– Ну-ну, иди, – сладко зевнул Пётр и тотчас же вспомнил: – Да! Про челобитчиков-то я и запамятовал…
– Кочубеевых?
– Кликни обоих. Послушаем, какую они про Мазепу песню сыграют.
Шафиров послушно бросился исполнять приказание.
– Где же монах? – спросил Пётр Павлович, растолкав крепко спавшего челобитчика.
– Где ж ему быть? Молиться пошёл. Богомольный он у нас.
Наскоро протерев глаза, челобитчик отправился вслед за советником по тёмным переходам. Он знал, что скажет сейчас царю, у него было достаточно времени, чтобы всё хорошенько взвесить и обсудить с иеромонахом Никанором. Поэтому держался он уверенно, даже немного надменно.
Однако у входа в горницу его вдруг охватила робость. Мысль, что сейчас он увидит самого государя московского, невольно делала его маленьким, ничтожным. А такое состояние было чуждо челобитчику. За сорок пять лет жизни он повидал всяких людей, – одних уважал, других ненавидел, третьих ни во что не ставил. Не раз бывал он и в боях. И всё же никогда не терял достоинства, «ласки к своей чести казацкой».
«Эй ты, спидница! – выругался казак втихомолку. – Чего злякался?» И в сердцах пребольно дёрнул себя за ухо.
Шафиров приоткрыл дверь:
– Ты не бойся… Перекрестись и иди.
Это напутствие ударило челобитчику в голову. Как? Его, Яценку, почитают трусом?! Он с таким негодованием уставился на Шафирова, что наблюдавший из терема Пётр захохотал.
Яценко задрал высоко косолапую ногу, будто взбирался на седло, и, всё же умудрившись задеть едва приметный порог, ввалился в терем.
– Тьфу на вас, бисовы ноги! – рассвирепел он окончательно, едва не угодив головой в грудь государю. – Тьфу!
Пётр не без удовольствия рассматривал нескладного, ростом под потолок, детину.

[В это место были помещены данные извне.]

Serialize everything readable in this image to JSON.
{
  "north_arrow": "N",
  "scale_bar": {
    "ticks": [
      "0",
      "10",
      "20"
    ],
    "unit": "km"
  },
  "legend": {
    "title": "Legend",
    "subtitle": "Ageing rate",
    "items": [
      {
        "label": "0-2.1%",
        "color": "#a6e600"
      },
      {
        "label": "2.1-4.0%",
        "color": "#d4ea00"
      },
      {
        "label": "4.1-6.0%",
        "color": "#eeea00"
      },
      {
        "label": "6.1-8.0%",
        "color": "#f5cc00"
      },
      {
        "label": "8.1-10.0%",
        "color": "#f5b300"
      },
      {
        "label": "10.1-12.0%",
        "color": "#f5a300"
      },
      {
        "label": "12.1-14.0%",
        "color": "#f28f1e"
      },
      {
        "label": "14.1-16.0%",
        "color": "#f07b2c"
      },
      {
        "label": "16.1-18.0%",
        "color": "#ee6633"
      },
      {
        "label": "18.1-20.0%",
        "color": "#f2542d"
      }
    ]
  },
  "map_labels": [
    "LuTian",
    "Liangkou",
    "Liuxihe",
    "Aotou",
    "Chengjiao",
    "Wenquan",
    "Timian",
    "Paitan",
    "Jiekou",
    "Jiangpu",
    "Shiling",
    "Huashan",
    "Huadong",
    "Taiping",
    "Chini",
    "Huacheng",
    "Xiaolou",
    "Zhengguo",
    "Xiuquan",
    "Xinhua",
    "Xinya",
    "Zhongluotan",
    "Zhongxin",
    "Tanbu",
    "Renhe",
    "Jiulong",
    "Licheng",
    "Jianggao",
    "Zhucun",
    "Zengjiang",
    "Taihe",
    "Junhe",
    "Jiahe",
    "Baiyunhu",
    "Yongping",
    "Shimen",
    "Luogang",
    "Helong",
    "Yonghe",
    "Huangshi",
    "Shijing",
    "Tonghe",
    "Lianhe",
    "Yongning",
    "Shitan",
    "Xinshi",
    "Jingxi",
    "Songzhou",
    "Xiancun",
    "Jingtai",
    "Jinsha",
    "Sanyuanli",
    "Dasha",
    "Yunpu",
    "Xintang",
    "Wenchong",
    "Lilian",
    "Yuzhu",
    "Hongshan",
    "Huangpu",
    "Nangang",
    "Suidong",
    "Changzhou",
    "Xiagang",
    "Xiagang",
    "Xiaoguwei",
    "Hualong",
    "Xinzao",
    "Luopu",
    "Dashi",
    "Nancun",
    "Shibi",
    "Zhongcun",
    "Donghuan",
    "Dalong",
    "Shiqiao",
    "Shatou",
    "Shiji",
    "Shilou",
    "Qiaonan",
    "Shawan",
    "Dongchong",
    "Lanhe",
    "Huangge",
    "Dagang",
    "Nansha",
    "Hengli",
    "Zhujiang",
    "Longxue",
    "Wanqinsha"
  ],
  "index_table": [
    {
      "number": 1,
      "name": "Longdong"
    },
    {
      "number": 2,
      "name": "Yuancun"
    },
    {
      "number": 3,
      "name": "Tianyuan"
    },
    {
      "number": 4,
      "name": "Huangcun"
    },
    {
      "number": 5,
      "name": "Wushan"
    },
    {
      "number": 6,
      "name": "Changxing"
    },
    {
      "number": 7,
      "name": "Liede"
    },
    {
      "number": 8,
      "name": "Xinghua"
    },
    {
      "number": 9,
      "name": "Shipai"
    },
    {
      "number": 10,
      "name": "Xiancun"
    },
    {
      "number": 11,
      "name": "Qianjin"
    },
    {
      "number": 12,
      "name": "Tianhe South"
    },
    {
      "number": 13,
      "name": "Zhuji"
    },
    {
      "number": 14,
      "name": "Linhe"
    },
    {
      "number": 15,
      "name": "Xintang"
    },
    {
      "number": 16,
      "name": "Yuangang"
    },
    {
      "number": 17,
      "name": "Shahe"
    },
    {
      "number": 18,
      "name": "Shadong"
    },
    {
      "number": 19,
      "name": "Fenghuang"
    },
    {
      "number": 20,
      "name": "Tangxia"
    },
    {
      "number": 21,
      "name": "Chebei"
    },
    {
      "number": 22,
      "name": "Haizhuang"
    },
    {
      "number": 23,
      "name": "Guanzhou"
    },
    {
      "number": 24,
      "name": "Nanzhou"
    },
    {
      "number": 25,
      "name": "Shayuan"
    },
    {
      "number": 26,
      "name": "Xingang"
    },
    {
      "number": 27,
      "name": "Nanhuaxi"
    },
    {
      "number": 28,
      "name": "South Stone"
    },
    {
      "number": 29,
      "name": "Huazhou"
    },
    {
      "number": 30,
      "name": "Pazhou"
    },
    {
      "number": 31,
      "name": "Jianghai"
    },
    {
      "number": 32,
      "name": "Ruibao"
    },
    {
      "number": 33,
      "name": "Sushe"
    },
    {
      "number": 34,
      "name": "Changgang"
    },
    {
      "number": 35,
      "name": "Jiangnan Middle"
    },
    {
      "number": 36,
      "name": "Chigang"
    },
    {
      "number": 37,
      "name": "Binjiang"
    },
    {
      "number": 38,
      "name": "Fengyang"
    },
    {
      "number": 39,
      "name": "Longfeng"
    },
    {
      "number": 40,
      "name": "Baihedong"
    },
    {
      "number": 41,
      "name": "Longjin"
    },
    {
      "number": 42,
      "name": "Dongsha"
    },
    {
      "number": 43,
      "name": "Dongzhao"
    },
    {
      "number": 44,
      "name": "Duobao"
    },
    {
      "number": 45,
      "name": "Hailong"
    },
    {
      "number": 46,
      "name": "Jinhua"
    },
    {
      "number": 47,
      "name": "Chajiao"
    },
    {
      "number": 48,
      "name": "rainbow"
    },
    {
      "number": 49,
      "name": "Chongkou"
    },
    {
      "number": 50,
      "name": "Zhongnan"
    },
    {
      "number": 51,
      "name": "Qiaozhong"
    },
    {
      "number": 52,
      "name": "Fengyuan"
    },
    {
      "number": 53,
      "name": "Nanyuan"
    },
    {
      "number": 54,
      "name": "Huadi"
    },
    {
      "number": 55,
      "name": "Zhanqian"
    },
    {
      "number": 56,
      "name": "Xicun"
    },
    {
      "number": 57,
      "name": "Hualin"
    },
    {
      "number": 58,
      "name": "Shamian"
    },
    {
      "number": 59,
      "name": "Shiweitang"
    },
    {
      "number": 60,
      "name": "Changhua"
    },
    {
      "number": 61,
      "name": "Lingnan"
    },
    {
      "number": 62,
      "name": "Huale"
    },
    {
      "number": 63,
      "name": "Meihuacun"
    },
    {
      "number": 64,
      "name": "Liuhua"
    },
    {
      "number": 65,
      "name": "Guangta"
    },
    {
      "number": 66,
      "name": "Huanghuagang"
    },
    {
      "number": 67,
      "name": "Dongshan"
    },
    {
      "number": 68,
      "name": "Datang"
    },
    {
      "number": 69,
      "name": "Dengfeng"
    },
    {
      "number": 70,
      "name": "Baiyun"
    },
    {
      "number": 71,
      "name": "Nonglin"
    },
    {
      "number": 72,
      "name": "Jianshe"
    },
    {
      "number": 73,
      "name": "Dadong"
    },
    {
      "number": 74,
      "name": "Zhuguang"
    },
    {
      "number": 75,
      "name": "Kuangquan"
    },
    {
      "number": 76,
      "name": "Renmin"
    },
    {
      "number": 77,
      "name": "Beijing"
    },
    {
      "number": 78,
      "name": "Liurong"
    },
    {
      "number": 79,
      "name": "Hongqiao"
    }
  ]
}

Он понимал, что не ноги казака виноваты, а смущение перед московским царём. Это льстило царю и невольно располагало к челобитчику, тщетно пытавшемуся принять независимый вид.
– Из Диканьки? – запросто усадил Пётр гостя.
Несоразмерно маленький на огромном лице носик казака покраснел, как спелая вишня на солнышке. Глаза недоумённо скосились на государя. «Что это за чудной человек, в самом деле?» Правда, Яценке говорили, что царь держится просто, терпеть не может разных почестей и церемоний. Но всё-таки ведь царь же он!
Яценко смущался все больше. «Уж не каверзу ли какую готовит? – подозрительно думал он. – Вот так посидит, посидит, а потом как цапнет, быдло, и дух из тебя вон… Они все, москали, лукавые, как ведьмы наши с Лысой горы».
– Из Диканьки, – ответил он после долгого молчания.
– А из каких будешь?
– Казак! – гордо выставил грудь Яценко. – Душою казак, а по батьке евреем считают. Батько мой ещё манесеньким хлопчиком был, когда в нашу православную веру окстился.